So you mean if they had made it like system shock 2, but with bioshock quality graphics and lots of little improvements and polishing that would have been a bad thing?
I'm not sure what you're talking about, or if you're getting anything I've said.
Bioshock took it backwards, and that's a bad thing if you're like me.
If they'd made it more like System Shock 2, WITH improvements - that would have been better.
System Shock 2 was already a few steps back AND a few steps forward.
The original System Shock is the best, in my opinion, and they should have taken THAT concept forward - to please me, and those who think in the same way.

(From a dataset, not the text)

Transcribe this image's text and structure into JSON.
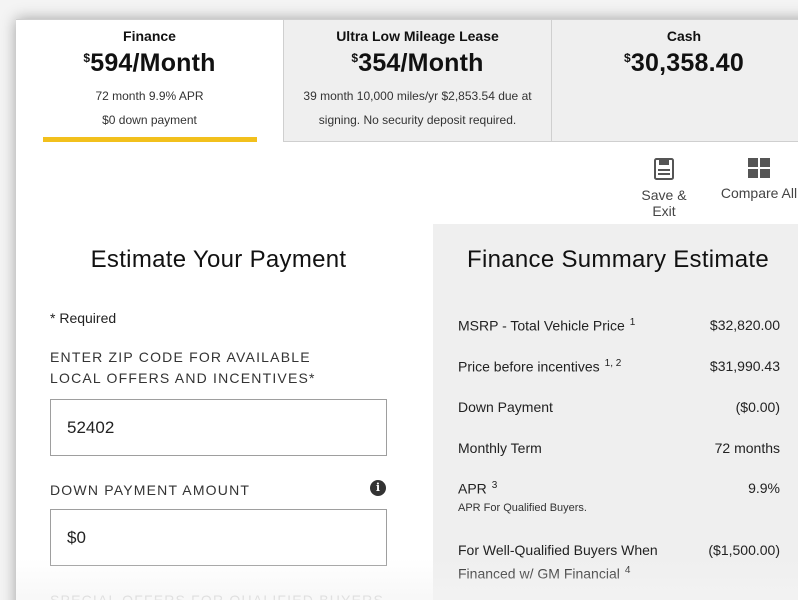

Bioshock was obviously a much prettier game, and I think the premise in itself was superior to both the previous Shock games. Sadly, the gameplay was simplistic, the levels cramped, themepark-ish, and linear - the actual storyline pretentious and didn't carry through at all. Also, it was dumbed way down in terms of "helping" hands and the placement of audio logs.
If you want to take the Shock legacy forward, you need to work on the stronger elements. Like the strong non-linear design, the plausible and consistent storyline, the pure gameplay mechancs (SS2 was better here with CRPG elements), the survival horror aspect, the cyberspace aspect, the scrounging aspect, and you want to utilise current technology to make it look great.

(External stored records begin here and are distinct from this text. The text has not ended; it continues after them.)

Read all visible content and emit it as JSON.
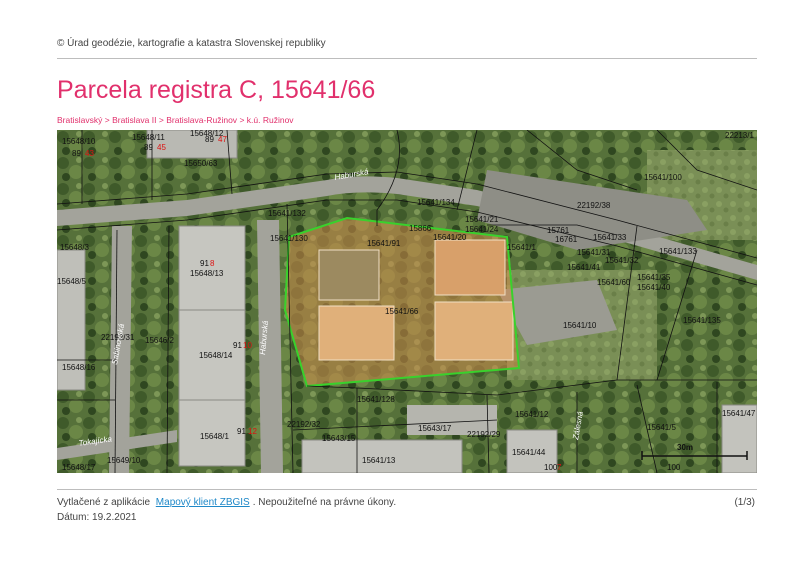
{
  "header": {
    "copyright": "© Úrad geodézie, kartografie a katastra Slovenskej republiky",
    "title": "Parcela registra C, 15641/66",
    "breadcrumb": [
      "Bratislavský",
      "Bratislava II",
      "Bratislava-Ružinov",
      "k.ú. Ružinov"
    ],
    "breadcrumb_separator": ">"
  },
  "map": {
    "highlight_color": "#39d12c",
    "parcel_labels": [
      "15648/10",
      "89",
      "43",
      "15648/11",
      "89",
      "45",
      "15648/12",
      "89",
      "47",
      "15650/63",
      "15641/132",
      "15641/130",
      "15641/134",
      "22192/38",
      "15641/133",
      "22192/32",
      "15641/128",
      "15648/3",
      "15648/13",
      "91",
      "8",
      "15648/5",
      "22192/31",
      "15646/2",
      "15648/14",
      "91",
      "10",
      "15648/16",
      "15648/1",
      "91",
      "12",
      "15641/66",
      "15641/10",
      "15641/135",
      "15641/12",
      "15641/5",
      "15643/15",
      "15643/17",
      "22192/29",
      "15641/13",
      "15641/44",
      "100",
      "7",
      "15641/47",
      "15649/10",
      "15648/17",
      "15866",
      "15761",
      "16761",
      "22213/1",
      "15641/100",
      "15641/91",
      "15641/35",
      "15641/40",
      "15641/41",
      "15641/60",
      "15641/21",
      "15641/24",
      "15641/20",
      "15641/31",
      "15641/32",
      "15641/33",
      "15641/1",
      "100"
    ],
    "street_labels": [
      "Haburská",
      "Sabinovská",
      "Haburská",
      "Tokajícka",
      "Zálesná"
    ],
    "scale_label": "30m"
  },
  "footer": {
    "printed_prefix": "Vytlačené z aplikácie",
    "app_link": "Mapový klient ZBGIS",
    "printed_suffix": ". Nepoužiteľné na právne úkony.",
    "page": "(1/3)",
    "date": "Dátum: 19.2.2021"
  }
}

My own personal vision is of a huge non-linear station that you VERY slowly take control over - area by area, complete with a working transit system, research labs that you can do actual research in, roaming AI, a fully featured operating system to hack in a plausible fashion where you have to actually think to figure out passwords and the like, a huge outdoor area you can roam around in with vehicles and where you'll ultimately encounter the alien base, an immersive non-intrusive interface (like they messed up in Tresspasser), a story that unfolds in a non-linear fashion when you access video logs at various locations and not conveniently placed ones to make a typical Hollywood movie, resource economy without pathetic 9/9 health/eve pack limitations, a security system that makes sense that you can ultimately control, a large number of NPCs with complete and plausible backgrounds that you have to discover for yourself, at your own pace - with strong interrelations, and on and on. On top of that, a strong plot with a twist - that I'm kinda proud of.
Think of it as a freeroaming non-linear survival horror game, with very strong CRPG and strategy game elements. A game that would take 100-200 hours to complete, if you want access to all the advantages of the station to combat the alien menace, and if you want the "complete" picture of what the hell happened at that station.